Oblivion also lets us highlight how the GeForce 8800 GTX has pulled Nvidia even with ATI on current-gen image quality. ATI has had an advantage on certain games, most conspicuously Oblivion, because through an unofficial patch, Radeon cards let you turn on antialiasing and high dynamic range lighting simultaneously. The resulting image looks noticeably better than if you can do only one or the other, as you can with the GeForce 7000-series cards. Not only can the GeForce 8800 GTX do both AA and HDR lighting, it also does them faster than a Radeon X1950 XT CrossFire rig. On that Oblivion test, the 8800 GTX scored an impressive 45 frames per second, which is much smoother than ATI's 28fps.

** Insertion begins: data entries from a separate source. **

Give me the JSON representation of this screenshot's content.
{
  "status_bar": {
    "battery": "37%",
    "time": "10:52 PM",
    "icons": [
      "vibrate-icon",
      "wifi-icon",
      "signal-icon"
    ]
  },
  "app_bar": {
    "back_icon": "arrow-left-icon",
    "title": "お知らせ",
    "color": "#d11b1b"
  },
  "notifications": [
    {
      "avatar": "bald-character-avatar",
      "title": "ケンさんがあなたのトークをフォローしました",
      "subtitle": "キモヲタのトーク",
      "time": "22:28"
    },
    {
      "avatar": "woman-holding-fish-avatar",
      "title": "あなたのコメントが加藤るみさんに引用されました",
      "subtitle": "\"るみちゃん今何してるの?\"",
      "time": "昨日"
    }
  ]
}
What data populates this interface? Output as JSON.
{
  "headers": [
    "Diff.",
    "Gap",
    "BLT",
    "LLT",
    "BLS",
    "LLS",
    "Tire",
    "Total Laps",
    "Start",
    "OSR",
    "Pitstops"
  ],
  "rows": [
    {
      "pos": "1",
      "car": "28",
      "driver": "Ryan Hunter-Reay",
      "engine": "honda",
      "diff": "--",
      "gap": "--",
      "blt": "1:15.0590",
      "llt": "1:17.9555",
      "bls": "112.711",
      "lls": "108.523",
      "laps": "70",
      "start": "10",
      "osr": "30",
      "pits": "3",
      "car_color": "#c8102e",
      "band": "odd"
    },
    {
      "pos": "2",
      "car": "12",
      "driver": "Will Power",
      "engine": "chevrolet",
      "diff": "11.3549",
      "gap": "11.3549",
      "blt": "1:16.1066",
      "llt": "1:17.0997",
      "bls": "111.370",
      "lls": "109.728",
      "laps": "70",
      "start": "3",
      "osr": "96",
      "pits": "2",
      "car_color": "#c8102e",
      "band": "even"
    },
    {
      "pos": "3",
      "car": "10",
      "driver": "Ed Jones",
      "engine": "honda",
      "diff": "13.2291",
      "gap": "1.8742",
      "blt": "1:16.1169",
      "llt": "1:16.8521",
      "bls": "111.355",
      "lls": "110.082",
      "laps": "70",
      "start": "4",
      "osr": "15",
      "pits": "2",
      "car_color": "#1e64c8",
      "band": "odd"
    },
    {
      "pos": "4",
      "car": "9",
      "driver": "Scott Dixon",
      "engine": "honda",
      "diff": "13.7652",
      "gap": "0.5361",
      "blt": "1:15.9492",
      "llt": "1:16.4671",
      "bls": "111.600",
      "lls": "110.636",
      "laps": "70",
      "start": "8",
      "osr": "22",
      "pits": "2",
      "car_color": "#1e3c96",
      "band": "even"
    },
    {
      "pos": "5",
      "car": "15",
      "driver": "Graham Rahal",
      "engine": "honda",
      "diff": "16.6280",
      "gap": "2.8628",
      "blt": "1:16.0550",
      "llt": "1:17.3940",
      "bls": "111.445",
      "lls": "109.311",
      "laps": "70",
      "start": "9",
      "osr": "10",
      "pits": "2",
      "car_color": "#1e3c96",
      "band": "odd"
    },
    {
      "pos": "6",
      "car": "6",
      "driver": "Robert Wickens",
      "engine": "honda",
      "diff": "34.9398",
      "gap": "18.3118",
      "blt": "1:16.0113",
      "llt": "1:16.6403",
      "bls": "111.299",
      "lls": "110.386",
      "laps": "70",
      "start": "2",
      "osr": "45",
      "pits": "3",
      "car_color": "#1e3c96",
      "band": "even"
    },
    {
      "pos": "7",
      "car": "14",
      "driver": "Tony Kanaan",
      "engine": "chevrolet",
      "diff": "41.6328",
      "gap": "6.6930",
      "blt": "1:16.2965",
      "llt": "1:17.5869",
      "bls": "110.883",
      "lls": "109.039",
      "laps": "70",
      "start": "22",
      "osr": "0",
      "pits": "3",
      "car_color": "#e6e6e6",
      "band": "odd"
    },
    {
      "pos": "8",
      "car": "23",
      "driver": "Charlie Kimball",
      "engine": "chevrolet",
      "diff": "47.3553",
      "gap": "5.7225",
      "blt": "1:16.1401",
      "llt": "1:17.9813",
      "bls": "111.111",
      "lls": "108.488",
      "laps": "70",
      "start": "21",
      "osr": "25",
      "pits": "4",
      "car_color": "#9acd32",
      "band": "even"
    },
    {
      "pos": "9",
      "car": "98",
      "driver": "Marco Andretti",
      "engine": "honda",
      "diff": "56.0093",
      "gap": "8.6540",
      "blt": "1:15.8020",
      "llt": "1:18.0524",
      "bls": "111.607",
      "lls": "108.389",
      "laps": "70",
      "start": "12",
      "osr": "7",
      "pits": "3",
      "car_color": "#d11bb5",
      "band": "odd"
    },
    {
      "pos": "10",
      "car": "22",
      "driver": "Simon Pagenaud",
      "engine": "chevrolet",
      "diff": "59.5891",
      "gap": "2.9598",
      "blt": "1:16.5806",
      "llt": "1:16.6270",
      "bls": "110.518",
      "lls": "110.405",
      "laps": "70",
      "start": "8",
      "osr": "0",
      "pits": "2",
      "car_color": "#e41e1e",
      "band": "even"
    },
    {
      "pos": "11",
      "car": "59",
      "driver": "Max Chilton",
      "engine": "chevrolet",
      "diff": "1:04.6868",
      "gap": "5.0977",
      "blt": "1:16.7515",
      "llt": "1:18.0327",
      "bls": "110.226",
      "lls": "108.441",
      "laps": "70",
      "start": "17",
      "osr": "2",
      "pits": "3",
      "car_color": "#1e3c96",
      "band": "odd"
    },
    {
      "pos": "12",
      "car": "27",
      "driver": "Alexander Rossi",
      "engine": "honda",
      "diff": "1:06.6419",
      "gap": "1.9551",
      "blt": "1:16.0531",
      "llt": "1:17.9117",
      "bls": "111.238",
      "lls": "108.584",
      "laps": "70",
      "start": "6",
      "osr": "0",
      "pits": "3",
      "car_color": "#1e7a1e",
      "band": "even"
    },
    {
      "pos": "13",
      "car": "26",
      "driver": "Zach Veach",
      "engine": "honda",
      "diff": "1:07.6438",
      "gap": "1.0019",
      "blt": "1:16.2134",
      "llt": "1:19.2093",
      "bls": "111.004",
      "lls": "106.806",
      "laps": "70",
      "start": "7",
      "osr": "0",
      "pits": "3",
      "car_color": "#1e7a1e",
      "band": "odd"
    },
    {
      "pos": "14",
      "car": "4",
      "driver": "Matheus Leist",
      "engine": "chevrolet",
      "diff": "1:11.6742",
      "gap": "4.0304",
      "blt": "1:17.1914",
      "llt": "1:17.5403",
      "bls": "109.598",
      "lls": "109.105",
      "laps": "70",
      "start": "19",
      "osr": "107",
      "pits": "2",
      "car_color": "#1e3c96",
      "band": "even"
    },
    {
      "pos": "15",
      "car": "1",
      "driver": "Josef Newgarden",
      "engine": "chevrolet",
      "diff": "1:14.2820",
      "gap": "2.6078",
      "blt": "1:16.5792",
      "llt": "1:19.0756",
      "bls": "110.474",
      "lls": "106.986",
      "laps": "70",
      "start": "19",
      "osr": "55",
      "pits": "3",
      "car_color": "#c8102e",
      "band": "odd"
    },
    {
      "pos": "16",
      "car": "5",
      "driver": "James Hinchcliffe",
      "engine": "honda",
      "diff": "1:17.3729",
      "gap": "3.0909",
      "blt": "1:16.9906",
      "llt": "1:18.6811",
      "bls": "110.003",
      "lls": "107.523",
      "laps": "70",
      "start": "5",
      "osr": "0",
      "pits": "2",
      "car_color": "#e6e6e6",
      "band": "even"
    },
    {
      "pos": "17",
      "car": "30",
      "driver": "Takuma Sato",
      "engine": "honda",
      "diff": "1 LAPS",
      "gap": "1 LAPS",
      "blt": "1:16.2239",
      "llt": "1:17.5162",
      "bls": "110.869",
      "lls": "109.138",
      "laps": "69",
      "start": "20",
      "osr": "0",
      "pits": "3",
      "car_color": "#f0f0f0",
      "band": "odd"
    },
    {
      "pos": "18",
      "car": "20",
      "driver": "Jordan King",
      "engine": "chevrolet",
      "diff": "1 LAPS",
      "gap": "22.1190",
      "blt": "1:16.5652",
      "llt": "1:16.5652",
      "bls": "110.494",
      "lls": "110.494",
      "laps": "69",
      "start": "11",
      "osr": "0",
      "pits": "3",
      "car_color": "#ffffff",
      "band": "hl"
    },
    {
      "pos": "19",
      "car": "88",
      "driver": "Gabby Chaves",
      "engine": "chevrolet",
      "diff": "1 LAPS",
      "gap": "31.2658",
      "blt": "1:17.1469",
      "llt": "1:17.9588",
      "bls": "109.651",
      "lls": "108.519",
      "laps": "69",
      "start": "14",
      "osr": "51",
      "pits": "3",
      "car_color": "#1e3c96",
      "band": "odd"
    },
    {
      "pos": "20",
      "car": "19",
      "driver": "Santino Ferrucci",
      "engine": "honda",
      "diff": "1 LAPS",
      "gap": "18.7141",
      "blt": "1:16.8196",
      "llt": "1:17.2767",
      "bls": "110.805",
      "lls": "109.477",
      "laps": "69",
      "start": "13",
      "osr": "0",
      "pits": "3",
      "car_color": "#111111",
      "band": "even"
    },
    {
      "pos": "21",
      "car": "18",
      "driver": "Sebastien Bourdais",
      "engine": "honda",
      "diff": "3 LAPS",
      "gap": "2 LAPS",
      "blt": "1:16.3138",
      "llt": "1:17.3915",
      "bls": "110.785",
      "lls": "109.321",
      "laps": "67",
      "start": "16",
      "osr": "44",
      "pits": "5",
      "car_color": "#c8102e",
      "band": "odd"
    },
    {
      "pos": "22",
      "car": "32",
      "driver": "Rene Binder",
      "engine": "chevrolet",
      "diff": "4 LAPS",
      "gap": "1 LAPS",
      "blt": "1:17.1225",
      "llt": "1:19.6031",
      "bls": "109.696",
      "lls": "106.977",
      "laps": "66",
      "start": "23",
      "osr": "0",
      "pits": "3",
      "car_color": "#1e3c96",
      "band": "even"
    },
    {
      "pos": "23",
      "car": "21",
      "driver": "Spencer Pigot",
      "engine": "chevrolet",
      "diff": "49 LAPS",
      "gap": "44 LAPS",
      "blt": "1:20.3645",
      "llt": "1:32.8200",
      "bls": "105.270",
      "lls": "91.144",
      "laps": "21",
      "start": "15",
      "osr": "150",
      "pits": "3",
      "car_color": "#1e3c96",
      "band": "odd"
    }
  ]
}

You might notice that the GeForce 8800GTX doesn't win on every single test. On Half-Life 2: Episode One at 8x antialiasing, an ATI CrossFire setup edged it out. It's worth noting that the GeForce 8800 GTX hit 80 frames per second, though, so it's not exactly slow. But even better, at 16x antialiasing, which is more demanding, the GeForce 8800 GTX's score stayed basically the same at 84fps, while the CrossFire cards' scores dropped off. This lends to Nvidia's argument that the GeForce 8800 GTX delivers better performance on extremely high image-quality settings.

The other test it lost on was Quake 4, wherein the Radeon X1950 XT CrossFire beat it at both resolutions by about 15fps or so. Again, even at 2,048x1,536 pixels, the GeForce 8800 GTX scored 68fps, so it's by no means slow. But it's also worth noting that a Radeon X1950 XT CrossFire setup costs between £450 and £500 for the master and the slave cards, and they can't do DirectX 10. The £420 GeForce 8800 GTX and its forward-looking capabilities are clearly the better deal.

We should note a couple of final thoughts here. The first is that with the GeForce 8800 GTX, Nvidia is also unveiling something called CUDA, which stands for Compute Unified Device Architecture. Because of the 8800's complexity, Nvidia is offering a framework for programmers to write software to use the GPU for intense number calculations. For gamers, Nvidia showed us how developers might use CUDA to really ramp up game physics calculations, but Nvidia is also offering this capability to the medical community and anyone else who might benefit from a combination of intense image-processing and number-crunching power. Nvidia is still getting the word out on CUDA, so there's no way to check it out right now.